Güneş çoktan doğmuştu. Bana yaşattığı acıyı unutmamak için uyumamıştım. Acıyan gözlerimi birkaç kere kırpıp yataktan doğruldum. Ayağa kalktığımda başım dönse de umursamayarak banyoya doğru ilerledim. Sıcak suyu açıp küveti doldurmaya başladım. Bir süre sonra küvet dolduğunda üstümdekilerden kurtulup sıcak suya bedenimi hapsettim. Sabaha kadar peşimi bırakmayan düşüncelerim tekrar ele geçirmişti beni. Hayatımda ilk defa bu kelimeyi ailem dışında biri için kullanmıştım. Sonuç içler acısıydı. Ondan "bende seni seviyorum" gibi bir cümle beklemiyordum. Zaten sessiz kalacağını tahmin etmiştim. Ama beni odada tek başıma bırakıp gitmesi... İşte bu hiç aklıma gelmezdi. Suyun soğumaya başladığını farkedince hızlı bir duş alıp havluyu bedenime sardım ve banyodan çıktım. İç çamaşırlarımı tekrar üstüme geçirirken şortumun üstüne giyecek birşey arıyordum. Ahşap dolabın önüne gidip kapağını açtım ve içine göz gezdirdim. Siyah 'V' yaka sade bir tişört bulduğumda direkt üstüme geçirdim. Islak saçlarımı elimle taradıktan sonra dağınık bir örgü yaptım ve converselerimi ayağıma geçirdim. Kendime bakma gereği duymadan aşağıya doğru indiğimde aklımdaki tek düşünce şuydu : Doruk'un tanıdığı Bulut artık yok.

Son basamağı da indiğimde etrafa göz gezdirdim. Utku dün sızdığı koltukta iki büklüm olmuştu. Doruk ise tekli koltukta oturur pozisyonda kafasını arkaya yatırmış ve kollarını bağlamış bir şekilde uyuyordu. Onlara biraz daha baktıktan sonra masaya yönelip üstündeki şişeleri ve bardakları topladım. Mutfağa gidip kirlileri makineye dizerken Utku'nun buraya sık geldiğini anladım. Ev temizdi, bir dağ evine göre fazlaca hem de. Kaloriferliydi, bütün elektrikli eşyaları bağlıydı ve dolap ağzına kadar doluydu. Mutfağı temizleme işim bittikten sonra dolaptan kahvaltılıkları çıkarıp mutfak masasına dizdim. Dolaptaki hazır doğranmış patatesleri de tavaya koyduktan sonra omlet yapmak için malzemeleri ayarladım. Malzemeleri karıştırıp tavaya koyduğumda salatayı da yapmaya başladım. O da hazır olduğunda çayı demleyip bardakları koydum ve masaya oturdum. Onları uyandırma gereği duymadan kahvaltıma başlamıştım. Bir dakika sonra Doruk ve Utku çizgi filim karakterleri gibi koklayarak mutfağa girdiklerinde gülmek istesem de kendimi tutup ifadesizce onlara baktım.
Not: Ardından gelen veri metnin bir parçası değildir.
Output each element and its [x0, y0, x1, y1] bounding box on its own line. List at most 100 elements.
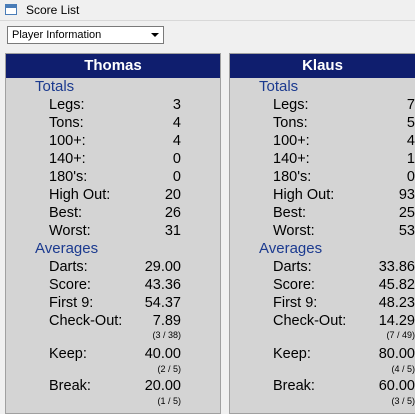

"Günaydın ufaklık. Bu ne güzel bir sabah, ne güzel kahvaltı. Ellerine sağlık"

"Afiyet olsun"

Verdiğim kısa cevaptan sonra Utku kaşlarını çatıp yüzüme baktı.

"Sen... İyi misin?"

Kafamla onaylayıp yemeğime döndüğümde Doruk'un bakışlarını yüzümde hissediyordum. Muhtemelen sarhoş olduğumu ve sabah olunca unutacağımı düşünmüştü. Çok yanılıyordu. O da masaya oturup kahvaltısına başladığında masa ağır bir sessizliğe gömüldü.

Kahvaltı bittiğinde hızlıca mutfağı toplamaya başladım. İşim bittiğinde arkamı dönmemle Utku'nun çatık kaşlarıyla karşılaşmak bir oldu.

"Bulut ne oluyor? Doruk bir yandan sen bir yandan ağzınızı bıçak açmıyor? "

"Birşey yok Utku."

"Dün birşey mi oldu? Yoksa siz.."

"Hayır. Öyle birşey olmadı. Olmayacak da."

"Anlat o zaman güzelim. "

Gözlerimi kaçırıp nefesimi üfledim.

"Dün... Dün Doruk'a onu sevdiğimi söyledim."

Yüzünde yakaladığım bir anlık şaşkınlıktan sonra gülümsedi.

"Sen? Sen söyledin? Vay be! Ee ne güzel işte"

"Yaa çok güzel. Söyledikten sonra odayı terk etmesi de 'bende seni seviyorum' deme şekli değil mi?"